2. Investigations to evaluate atmospheric transport and deposition processes of atmospheric radionuclide to determine the extent of radionuclide pollution. – Based on results of the regular and urgent monitoring results, as well as the mapping of the distribution of
radionuclides accumulated by the deposition to the ground, restoration of their time-dependent emission rates has been tried, and processes determining atmospheric concentration and deposition to the ground have been investigated by using the model calculations.
3. Monitoring of the atmospheric concentrations of radionuclide after the initial, surge phase of FNDPP accident.
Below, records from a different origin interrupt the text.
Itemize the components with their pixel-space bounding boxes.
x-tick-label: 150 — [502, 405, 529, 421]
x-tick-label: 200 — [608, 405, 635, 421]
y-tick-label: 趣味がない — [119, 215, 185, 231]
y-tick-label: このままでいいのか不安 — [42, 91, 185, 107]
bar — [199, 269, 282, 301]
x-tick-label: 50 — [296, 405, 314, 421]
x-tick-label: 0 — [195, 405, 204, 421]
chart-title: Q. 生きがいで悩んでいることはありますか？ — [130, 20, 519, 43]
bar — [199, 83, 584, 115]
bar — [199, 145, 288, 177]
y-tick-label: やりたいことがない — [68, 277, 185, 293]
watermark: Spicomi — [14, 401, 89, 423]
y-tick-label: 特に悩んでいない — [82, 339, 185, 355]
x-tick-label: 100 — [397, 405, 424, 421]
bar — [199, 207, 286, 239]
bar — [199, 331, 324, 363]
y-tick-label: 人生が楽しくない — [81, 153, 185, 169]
4. Investigations to evaluate re-suspension of radionuclide from the ground, including the soil and the vegetation. – Intensive monitoring of the atmospheric concentrations and deposition amount of radionuclide after the initial, surge phase of the accident enable us to evaluate emission history from FNDPP, atmospheric transport and deposition processes, chemical and physical characteristics of atmospheric radionuclide especially of radio cesium, and
re-suspension processes which has become dominant process to supply radio cesium to the atmosphere recently.